Он вернулся к лагерю, где «волки» уже готовились к выступлению. Зубр, увидев его, отвернулся и сплюнул на землю. Ратмир ничего не ответил. Он знал, что Зубр винит его в произошедшем, винит в том, что тот заставил его, Зубра, посмотреть в лицо собственной жестокости. Но разве можно винить зеркало в том, что оно отражает уродство?
«Волчья стая» двинулась в путь, словно стая волков, почуявших запах свежей крови. Впереди, на коне, едва выделяясь на фоне восходящего солнца, ехал Ярополк – их вожак, их князь, их судьба. Ратмир ехал рядом с Зубром, но между ними теперь лежала невидимая пропасть, которую не могли преодолеть ни слова, ни время.
Шли они недолго.
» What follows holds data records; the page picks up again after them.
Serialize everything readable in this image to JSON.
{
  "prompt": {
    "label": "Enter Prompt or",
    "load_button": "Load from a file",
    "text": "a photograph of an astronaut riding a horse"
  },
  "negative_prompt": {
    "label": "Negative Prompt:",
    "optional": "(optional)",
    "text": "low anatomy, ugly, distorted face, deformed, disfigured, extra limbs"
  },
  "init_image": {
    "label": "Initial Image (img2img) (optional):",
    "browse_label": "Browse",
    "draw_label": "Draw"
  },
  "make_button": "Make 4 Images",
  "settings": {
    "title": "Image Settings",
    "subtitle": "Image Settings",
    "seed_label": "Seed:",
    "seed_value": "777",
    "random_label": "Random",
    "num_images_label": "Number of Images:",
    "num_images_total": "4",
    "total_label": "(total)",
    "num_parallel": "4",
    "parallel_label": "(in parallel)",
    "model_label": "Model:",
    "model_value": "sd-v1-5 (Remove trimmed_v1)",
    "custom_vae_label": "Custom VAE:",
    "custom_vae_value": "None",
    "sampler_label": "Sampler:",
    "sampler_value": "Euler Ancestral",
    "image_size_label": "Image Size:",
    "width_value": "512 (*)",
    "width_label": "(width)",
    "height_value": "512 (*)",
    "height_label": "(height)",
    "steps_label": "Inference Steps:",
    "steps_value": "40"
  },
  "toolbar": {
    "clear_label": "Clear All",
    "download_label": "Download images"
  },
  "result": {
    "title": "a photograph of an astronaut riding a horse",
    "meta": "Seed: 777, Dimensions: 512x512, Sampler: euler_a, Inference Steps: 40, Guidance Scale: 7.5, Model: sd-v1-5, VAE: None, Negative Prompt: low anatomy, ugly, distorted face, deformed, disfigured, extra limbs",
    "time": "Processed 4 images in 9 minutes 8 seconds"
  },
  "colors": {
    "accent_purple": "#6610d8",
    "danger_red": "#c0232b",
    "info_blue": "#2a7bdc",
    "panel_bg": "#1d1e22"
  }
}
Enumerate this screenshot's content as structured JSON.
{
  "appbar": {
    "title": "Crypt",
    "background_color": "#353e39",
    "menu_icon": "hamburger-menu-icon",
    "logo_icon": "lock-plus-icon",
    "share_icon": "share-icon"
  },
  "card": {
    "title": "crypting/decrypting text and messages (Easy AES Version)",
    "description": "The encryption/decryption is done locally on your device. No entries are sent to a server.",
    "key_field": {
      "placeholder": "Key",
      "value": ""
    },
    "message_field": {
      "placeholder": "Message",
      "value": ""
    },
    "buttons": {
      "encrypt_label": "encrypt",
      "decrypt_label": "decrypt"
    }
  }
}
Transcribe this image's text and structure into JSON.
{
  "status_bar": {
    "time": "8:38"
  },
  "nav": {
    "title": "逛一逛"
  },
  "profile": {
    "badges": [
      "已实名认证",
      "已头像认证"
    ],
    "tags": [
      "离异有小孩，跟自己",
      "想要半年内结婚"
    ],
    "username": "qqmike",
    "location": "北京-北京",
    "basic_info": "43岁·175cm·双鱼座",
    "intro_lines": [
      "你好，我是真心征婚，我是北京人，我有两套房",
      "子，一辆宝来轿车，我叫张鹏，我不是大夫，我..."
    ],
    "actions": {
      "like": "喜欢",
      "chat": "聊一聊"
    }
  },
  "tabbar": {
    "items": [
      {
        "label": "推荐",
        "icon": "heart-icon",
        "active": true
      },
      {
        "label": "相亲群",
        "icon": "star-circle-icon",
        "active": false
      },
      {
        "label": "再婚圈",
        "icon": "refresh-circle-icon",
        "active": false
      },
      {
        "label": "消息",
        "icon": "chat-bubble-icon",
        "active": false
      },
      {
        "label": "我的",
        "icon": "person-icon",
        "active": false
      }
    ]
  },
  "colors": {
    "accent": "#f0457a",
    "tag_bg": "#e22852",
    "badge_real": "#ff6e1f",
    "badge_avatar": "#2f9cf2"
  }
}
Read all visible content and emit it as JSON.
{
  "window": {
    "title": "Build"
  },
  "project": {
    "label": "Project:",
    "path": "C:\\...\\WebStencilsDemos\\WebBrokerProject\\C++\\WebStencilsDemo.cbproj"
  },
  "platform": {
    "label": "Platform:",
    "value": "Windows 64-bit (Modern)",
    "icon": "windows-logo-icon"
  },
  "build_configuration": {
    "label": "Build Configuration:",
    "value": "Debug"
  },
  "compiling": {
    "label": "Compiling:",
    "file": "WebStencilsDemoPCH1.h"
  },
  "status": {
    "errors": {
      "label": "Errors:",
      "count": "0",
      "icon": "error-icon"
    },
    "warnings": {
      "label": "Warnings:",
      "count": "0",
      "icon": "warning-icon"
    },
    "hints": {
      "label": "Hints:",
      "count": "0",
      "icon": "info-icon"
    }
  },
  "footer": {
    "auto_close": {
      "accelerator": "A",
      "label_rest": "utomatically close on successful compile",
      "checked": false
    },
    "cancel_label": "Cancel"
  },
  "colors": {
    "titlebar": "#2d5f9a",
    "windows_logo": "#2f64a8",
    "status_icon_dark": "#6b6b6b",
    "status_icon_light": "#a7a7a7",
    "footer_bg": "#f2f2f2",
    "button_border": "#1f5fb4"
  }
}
Уже к полудню лазутчики доложили, что наткнулись на след отряда Святослава. Князь обрадовался, словно дитя, получившее желанную игрушку.
– Ну что ж, братья, – молвил он, окидывая «волков» горящим взглядом. – Похоже, Господь услышал наши молитвы. Не даст он нам заскучать в этом походе!
«Волки» ответили ему одобрительным гулом, и только Ратмир и Зубр молчали, словно чувствуя, какой ценой достанется им эта победа, эта слава, это искупление.
Битва разразилась внезапно, словно гроза среди ясного неба. «Волчья стая», точно вихрь, обрушилась на вражеский отряд, сея смерть и хаос. Ратмир, оказавшись в гуще сражения, снова почувствовал то странное опьянение, ту забывчивость, которая приходила к нему всегда во время боя. Он рубил врагов, не разбирая лиц, не чувствуя ни страха, ни жалости, ни угрызений совести. В этот момент он был не человеком, а орудием смерти, беспощадным и прекрасным в своей холодной ярости.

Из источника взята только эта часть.